Physical Possessions ~ I’m reconsidering every item in every drawer, closet, shelf, box, cabinet, glove compartment, and secret nook and cranny. I’m keeping only things I love and that align with my idea of a simply beautiful life. Uncomfortable shoes, be gone!

Health and Finances ~ I don’t know about you, but during the winter months I tend to put such things on the back burner. I have experienced the relief of being on top of my game in these areas, and I’m not going to wait until spring to feel that way again.

Digital Footprint ~ Newton and Thoreau didn’t have to worry about this one, but it’s a struggle for me. Photographs, emails, documents, passwords, downloads and “the cloud” hang over my head. I hope to take control of my technology, before it changes and this old dog has to learn more new tricks.

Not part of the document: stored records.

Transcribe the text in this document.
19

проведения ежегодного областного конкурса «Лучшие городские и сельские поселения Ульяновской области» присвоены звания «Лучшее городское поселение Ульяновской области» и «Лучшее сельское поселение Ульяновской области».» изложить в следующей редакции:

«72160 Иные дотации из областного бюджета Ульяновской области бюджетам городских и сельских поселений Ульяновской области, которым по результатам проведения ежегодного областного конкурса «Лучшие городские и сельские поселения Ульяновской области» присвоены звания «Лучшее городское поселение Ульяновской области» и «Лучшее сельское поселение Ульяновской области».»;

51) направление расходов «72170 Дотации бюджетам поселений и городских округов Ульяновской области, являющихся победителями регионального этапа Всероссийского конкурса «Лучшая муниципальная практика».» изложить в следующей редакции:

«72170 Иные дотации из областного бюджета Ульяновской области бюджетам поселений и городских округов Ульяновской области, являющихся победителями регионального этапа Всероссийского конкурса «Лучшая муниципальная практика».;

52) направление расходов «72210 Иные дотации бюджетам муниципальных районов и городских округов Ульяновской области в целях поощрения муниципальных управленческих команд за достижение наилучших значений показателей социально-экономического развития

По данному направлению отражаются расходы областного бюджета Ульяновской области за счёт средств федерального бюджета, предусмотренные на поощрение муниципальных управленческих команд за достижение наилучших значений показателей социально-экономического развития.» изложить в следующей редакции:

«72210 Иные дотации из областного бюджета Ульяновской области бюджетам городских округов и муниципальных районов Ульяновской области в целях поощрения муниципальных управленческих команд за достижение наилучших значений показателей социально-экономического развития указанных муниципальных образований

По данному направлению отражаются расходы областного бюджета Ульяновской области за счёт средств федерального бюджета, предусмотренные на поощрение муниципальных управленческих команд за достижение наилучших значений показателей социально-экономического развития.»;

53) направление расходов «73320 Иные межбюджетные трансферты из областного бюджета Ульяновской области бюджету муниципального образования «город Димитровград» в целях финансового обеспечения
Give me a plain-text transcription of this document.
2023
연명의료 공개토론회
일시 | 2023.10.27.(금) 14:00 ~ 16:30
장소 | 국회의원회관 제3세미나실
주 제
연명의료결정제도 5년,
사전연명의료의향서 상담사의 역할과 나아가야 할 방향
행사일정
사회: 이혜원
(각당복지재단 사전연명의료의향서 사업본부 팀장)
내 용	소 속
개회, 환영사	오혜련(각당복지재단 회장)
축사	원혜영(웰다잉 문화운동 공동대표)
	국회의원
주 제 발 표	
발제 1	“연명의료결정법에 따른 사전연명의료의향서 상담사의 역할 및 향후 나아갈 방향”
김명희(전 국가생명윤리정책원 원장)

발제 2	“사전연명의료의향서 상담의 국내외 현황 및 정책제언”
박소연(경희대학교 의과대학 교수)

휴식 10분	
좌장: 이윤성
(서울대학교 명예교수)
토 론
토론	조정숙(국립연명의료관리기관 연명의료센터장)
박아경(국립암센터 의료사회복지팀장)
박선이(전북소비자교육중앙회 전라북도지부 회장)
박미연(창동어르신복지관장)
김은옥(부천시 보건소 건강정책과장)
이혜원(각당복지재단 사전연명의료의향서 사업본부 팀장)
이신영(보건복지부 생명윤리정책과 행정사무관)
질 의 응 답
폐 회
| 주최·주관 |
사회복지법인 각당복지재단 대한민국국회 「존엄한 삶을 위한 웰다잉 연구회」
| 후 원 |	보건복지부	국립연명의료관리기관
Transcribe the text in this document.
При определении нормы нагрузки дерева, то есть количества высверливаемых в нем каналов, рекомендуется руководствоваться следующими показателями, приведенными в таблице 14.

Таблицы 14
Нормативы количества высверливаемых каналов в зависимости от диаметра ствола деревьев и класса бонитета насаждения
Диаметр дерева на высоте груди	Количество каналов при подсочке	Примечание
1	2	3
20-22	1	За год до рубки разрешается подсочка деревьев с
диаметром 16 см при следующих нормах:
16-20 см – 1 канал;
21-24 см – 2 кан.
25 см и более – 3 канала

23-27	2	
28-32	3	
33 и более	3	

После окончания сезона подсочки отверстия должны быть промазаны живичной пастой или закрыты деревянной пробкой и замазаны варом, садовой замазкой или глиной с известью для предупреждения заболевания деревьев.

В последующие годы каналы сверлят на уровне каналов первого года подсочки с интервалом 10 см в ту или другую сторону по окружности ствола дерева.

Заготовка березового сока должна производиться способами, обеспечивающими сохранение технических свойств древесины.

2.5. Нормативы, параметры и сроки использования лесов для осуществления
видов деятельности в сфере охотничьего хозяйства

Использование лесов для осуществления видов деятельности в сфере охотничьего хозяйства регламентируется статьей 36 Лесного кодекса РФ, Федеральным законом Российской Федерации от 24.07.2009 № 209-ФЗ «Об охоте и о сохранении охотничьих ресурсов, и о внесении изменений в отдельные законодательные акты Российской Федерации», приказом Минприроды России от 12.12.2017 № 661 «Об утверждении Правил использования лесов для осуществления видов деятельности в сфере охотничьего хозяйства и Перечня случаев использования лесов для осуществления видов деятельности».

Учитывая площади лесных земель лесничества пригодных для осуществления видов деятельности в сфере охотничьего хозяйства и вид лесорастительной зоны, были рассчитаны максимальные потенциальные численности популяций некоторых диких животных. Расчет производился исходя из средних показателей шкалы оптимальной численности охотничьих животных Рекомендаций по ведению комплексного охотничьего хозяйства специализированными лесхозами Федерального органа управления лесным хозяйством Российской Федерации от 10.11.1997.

Activities and Pursuits ~ Just as we have limited space in our cupboards, we have limited space in our days. I’m letting go of vague dreams to travel the world or become a gourmet cook who is fluent in French, but I am fully committed to a small number of true passions.

Thoughts and Emotions ~ Sometimes intangible baggage prevents us from simplifying. Just like physical clutter, we have to let go of the stuff in our head and heart that keeps us from living our best life.

I hope you will join me in answering Thoreau’s call to simplify, simplify! If we get stuck, winter’s inspiration is right outside the window in the clarity of a shaft of sunlight, the peace of dormant fields, the freedom of geese in flight, and the beauty of a snowflake.